Reasonable responses in an unfair dismissal claim

A recent case in the Employment Appeal Tribunal has elaborated and provided further guidance on how employers may act within the “range of reasonable responses” when considering dismissal for gross misconduct.

When employers are considering a disciplinary outcome for potential misconduct, Tribunals will consider whether the outcome that they reach was within the range of “reasonable responses” that the employer could have reached.

In the recent case of Vaultex v Bialas, which involved an employee who had been dismissed for gross misconduct for posting a racist joke/remark on the Employer’s intranet website, this was held by the Employment Appeal Tribunal to be a fair dismissal.
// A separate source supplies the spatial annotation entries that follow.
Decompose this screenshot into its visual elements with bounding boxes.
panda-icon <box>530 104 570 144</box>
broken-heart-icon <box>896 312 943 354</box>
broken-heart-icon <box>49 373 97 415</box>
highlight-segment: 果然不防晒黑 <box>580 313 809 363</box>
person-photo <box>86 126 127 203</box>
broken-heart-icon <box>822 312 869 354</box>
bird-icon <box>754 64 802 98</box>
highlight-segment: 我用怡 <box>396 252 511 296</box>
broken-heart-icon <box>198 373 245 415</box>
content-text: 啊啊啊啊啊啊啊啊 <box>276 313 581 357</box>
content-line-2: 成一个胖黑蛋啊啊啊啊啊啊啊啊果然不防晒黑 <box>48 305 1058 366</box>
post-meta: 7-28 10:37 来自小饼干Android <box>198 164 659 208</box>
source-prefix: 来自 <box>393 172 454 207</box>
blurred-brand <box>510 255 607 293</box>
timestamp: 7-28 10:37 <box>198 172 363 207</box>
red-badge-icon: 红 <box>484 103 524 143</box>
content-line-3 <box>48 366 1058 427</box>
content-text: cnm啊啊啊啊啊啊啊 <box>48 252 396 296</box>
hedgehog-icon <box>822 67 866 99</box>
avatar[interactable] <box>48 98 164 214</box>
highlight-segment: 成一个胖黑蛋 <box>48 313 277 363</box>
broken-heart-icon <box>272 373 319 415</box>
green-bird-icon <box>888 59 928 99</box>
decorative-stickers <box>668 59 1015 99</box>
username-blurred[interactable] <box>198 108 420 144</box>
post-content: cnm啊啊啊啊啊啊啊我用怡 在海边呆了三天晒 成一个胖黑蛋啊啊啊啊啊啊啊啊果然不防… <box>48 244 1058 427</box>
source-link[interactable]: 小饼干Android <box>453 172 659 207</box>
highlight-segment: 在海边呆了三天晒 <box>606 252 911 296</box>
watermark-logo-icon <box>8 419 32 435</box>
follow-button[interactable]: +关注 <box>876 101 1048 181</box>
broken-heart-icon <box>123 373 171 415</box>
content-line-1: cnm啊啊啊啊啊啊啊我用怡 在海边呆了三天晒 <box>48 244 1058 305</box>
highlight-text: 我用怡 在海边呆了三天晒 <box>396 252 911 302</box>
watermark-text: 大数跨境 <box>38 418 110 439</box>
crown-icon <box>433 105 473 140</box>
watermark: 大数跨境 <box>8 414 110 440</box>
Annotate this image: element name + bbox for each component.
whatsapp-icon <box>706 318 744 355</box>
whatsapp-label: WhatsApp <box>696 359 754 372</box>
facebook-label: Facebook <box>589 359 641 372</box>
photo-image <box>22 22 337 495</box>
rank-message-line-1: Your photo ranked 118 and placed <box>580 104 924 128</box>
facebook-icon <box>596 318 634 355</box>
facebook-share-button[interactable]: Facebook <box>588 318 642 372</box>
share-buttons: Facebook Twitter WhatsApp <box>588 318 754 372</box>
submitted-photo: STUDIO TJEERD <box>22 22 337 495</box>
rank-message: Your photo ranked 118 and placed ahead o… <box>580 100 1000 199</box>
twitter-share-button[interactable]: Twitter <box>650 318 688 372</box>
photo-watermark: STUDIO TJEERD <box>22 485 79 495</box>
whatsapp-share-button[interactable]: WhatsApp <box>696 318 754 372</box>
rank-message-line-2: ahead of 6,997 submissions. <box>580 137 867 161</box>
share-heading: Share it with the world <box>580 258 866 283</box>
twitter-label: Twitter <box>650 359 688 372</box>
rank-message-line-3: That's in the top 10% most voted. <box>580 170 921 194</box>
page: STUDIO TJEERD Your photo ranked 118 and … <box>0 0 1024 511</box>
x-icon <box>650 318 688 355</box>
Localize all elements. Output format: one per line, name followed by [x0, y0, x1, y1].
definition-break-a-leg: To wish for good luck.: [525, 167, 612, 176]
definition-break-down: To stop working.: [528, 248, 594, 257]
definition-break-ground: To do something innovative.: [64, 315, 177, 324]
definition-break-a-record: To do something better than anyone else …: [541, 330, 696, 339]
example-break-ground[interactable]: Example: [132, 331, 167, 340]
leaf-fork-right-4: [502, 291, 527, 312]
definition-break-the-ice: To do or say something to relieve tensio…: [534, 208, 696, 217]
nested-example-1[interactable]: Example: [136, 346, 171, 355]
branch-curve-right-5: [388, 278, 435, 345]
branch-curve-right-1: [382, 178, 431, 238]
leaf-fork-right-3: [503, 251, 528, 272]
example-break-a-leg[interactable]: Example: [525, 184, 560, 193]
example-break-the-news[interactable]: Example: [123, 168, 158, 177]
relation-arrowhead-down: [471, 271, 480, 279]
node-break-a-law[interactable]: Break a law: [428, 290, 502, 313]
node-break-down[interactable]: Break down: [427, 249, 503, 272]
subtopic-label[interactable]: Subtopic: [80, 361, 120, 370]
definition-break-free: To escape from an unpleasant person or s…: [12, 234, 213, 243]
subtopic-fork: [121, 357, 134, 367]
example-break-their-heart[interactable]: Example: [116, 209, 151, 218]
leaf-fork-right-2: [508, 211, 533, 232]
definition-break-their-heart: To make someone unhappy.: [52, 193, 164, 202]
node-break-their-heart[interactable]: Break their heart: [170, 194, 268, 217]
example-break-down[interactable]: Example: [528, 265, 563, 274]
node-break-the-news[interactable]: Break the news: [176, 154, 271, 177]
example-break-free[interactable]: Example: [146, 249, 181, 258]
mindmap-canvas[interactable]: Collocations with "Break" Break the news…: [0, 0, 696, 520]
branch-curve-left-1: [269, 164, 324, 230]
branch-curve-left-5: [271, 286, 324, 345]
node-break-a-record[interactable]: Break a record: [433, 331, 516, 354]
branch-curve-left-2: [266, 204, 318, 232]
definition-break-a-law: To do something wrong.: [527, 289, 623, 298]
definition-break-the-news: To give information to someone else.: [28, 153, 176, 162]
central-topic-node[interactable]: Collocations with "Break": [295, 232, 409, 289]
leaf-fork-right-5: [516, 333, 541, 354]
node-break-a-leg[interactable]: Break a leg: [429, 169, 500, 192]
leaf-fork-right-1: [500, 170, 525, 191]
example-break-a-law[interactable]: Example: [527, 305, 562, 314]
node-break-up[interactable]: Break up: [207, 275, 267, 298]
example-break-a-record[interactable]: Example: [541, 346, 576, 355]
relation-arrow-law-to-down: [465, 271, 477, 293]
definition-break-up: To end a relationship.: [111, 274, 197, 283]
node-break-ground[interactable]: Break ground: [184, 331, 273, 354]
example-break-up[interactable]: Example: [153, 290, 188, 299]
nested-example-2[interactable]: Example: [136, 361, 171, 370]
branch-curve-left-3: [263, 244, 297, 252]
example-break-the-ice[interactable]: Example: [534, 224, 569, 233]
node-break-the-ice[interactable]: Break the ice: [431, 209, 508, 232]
It was originally held by the Employment Tribunal (before the decision was appealed) that the employer’s response to dismiss the employee was outside of the ‘band’ of reasonable responses, taking into account the employee’s clean behaviour record as a good and valuable employee and the remorse shown for the act.

The Appeal Tribunal however took the view that ‘any tribunal properly applying the law could not have concluded other than that dismissal, however harsh the tribunal might think the decision, was within the band of reasonable responses open to the employer in this case’. They therefore substituted the previous judgement of the tribunal to find that the employer had made a fair dismissal.

This case in particular provides helpful guidance on the application of the band of reasonable responses test which an employer can rely on and undertake.

There are a range of responses available to an employer ranging from warnings to dismissals, however in this case the employee was dismissed following a disciplinary hearing. This was deemed to be fair despite the fact that the employee had a clean behaviour record, had provided a period of long service with the Employer and had shown remorse and willingness to take training to rectify the issue. These are still factors that an employer should take into account when considering whether it is fair to dismiss, however in this situation the decision to dismiss remained a reasonable response open to the employer.

This should not be treated as giving employers a “free reign” to dismiss but should provide guidance to employers as to how the range of responses might be considered by a Tribunal where dismissal is being considered.